Before there was The Media Foundation there was Psychomedia Productions, an underground film collective that ran its wild dog-and-pony show out of the same Vancouver address that now churns out Adbusters. Just spitting distance from where Greenpeace midwifed the environmental justice movement, and a young Georgia Straight arts editor named Bob Geldof jacked into the electric countercultural scene that was Vancouver in the Seventies, Psychomedia strode the boards like a holy fool.

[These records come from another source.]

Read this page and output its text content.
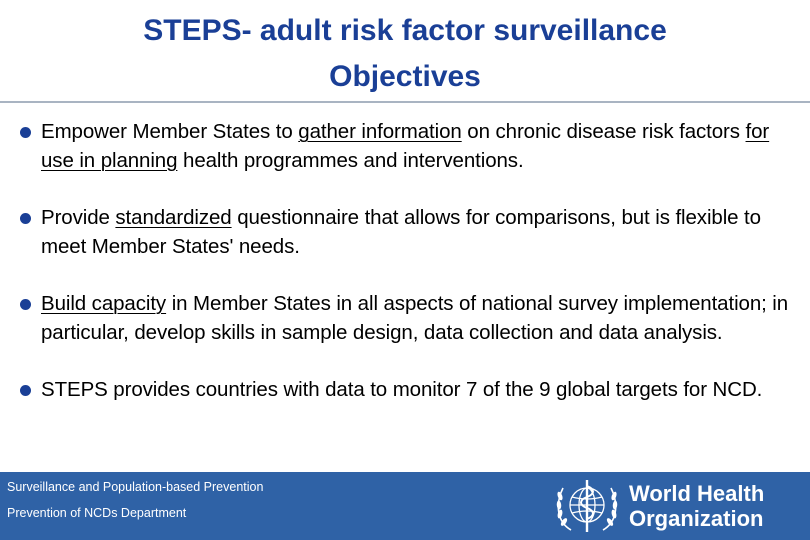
STEPS- adult risk factor surveillance
Objectives
Empower Member States to gather information on chronic disease risk factors for use in planning health programmes and interventions.
Provide standardized questionnaire that allows for comparisons, but is flexible to meet Member States' needs.
Build capacity in Member States in all aspects of national survey implementation; in particular, develop skills in sample design, data collection and data analysis.
STEPS provides countries with data to monitor 7 of the 9 global targets for NCD.
Surveillance and Population-based Prevention
Prevention of NCDs Department
World Health
Organization
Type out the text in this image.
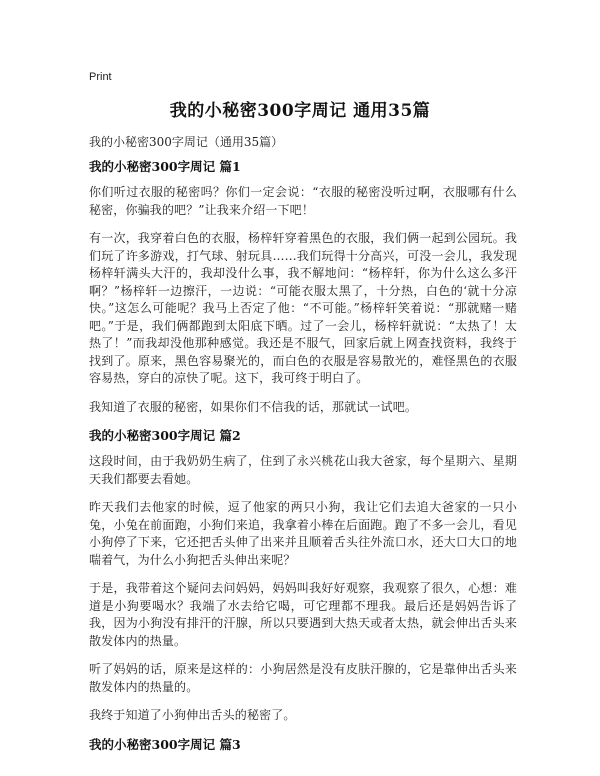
Print
我的小秘密300字周记 通用35篇
我的小秘密300字周记（通用35篇）
我的小秘密300字周记 篇1

你们听过衣服的秘密吗？你们一定会说：“衣服的秘密没听过啊，衣服哪有什么秘密，你骗我的吧？”让我来介绍一下吧！

有一次，我穿着白色的衣服，杨梓轩穿着黑色的衣服，我们俩一起到公园玩。我们玩了许多游戏，打气球、射玩具……我们玩得十分高兴，可没一会儿，我发现杨梓轩满头大汗的，我却没什么事，我不解地问：“杨梓轩，你为什么这么多汗啊？”杨梓轩一边擦汗，一边说：“可能衣服太黑了，十分热，白色的‘就十分凉快。”这怎么可能呢？我马上否定了他：“不可能。”杨梓轩笑着说：“那就赌一赌吧。”于是，我们俩都跑到太阳底下晒。过了一会儿，杨梓轩就说：“太热了！太热了！”而我却没他那种感觉。我还是不服气，回家后就上网查找资料，我终于找到了。原来，黑色容易聚光的，而白色的衣服是容易散光的，难怪黑色的衣服容易热，穿白的凉快了呢。这下，我可终于明白了。

我知道了衣服的秘密，如果你们不信我的话，那就试一试吧。

我的小秘密300字周记 篇2

这段时间，由于我奶奶生病了，住到了永兴桃花山我大爸家，每个星期六、星期天我们都要去看她。

昨天我们去他家的时候，逗了他家的两只小狗，我让它们去追大爸家的一只小兔，小兔在前面跑，小狗们来追，我拿着小棒在后面跑。跑了不多一会儿，看见小狗停了下来，它还把舌头伸了出来并且顺着舌头往外流口水，还大口大口的地喘着气，为什么小狗把舌头伸出来呢？

于是，我带着这个疑问去问妈妈，妈妈叫我好好观察，我观察了很久，心想：难道是小狗要喝水？我端了水去给它喝，可它理都不理我。最后还是妈妈告诉了我，因为小狗没有排汗的汗腺，所以只要遇到大热天或者太热，就会伸出舌头来散发体内的热量。

听了妈妈的话，原来是这样的：小狗居然是没有皮肤汗腺的，它是靠伸出舌头来散发体内的热量的。

我终于知道了小狗伸出舌头的秘密了。

我的小秘密300字周记 篇3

This was the first North American brain fart of Adbusters founding editor Kalle Lasn, who would go on to steer Buy Nothing Day and Occupy Wall Street. But this was before any of that was even a dream. This was pure spray-and-pray experimental art — the hairy missing link between the National Film Board shorts and the longer, fictional sizzlers coming out of Los Angeles and Europe. On Saturday Nights, hundreds of artsies, hippies, justice warriors and folks just truckin’ thru would gather in the basement of 1243 7th Ave to see what weird shit these rogue independent filmies had hatched in the night. You bought a beverage – homemade beer that gave everyone the trots – pulled up a beanbag, lit a dart and then settled in and marvelled at the creative bug juice splashing off the screen.

Film is “the truth twenty-four times a second,” Godard once said. Did Psychomedia deliver on that promise? Decide for yourself. On this page is a sampler of some of the work from that era. It was rediscovered only recently in a basement vault that survived the fire that burned the original house down. Each short film will give you a hint of the raucous spirit of the time, and a peek at the hive mind of a bunch of ruffians who meant business — except that the business was to rewire brains and spread joy.

Be warned, though: watching them with today’s eyes may cause a lot of emotions to roll over you at once. (Don’t operate heavy machinery for the rest of the day.) It may make you pine for the days when The Left was setting the tone, breaking all the right rules and having all the fun.

Where did that spirit go?

That, friends, is a film for another day.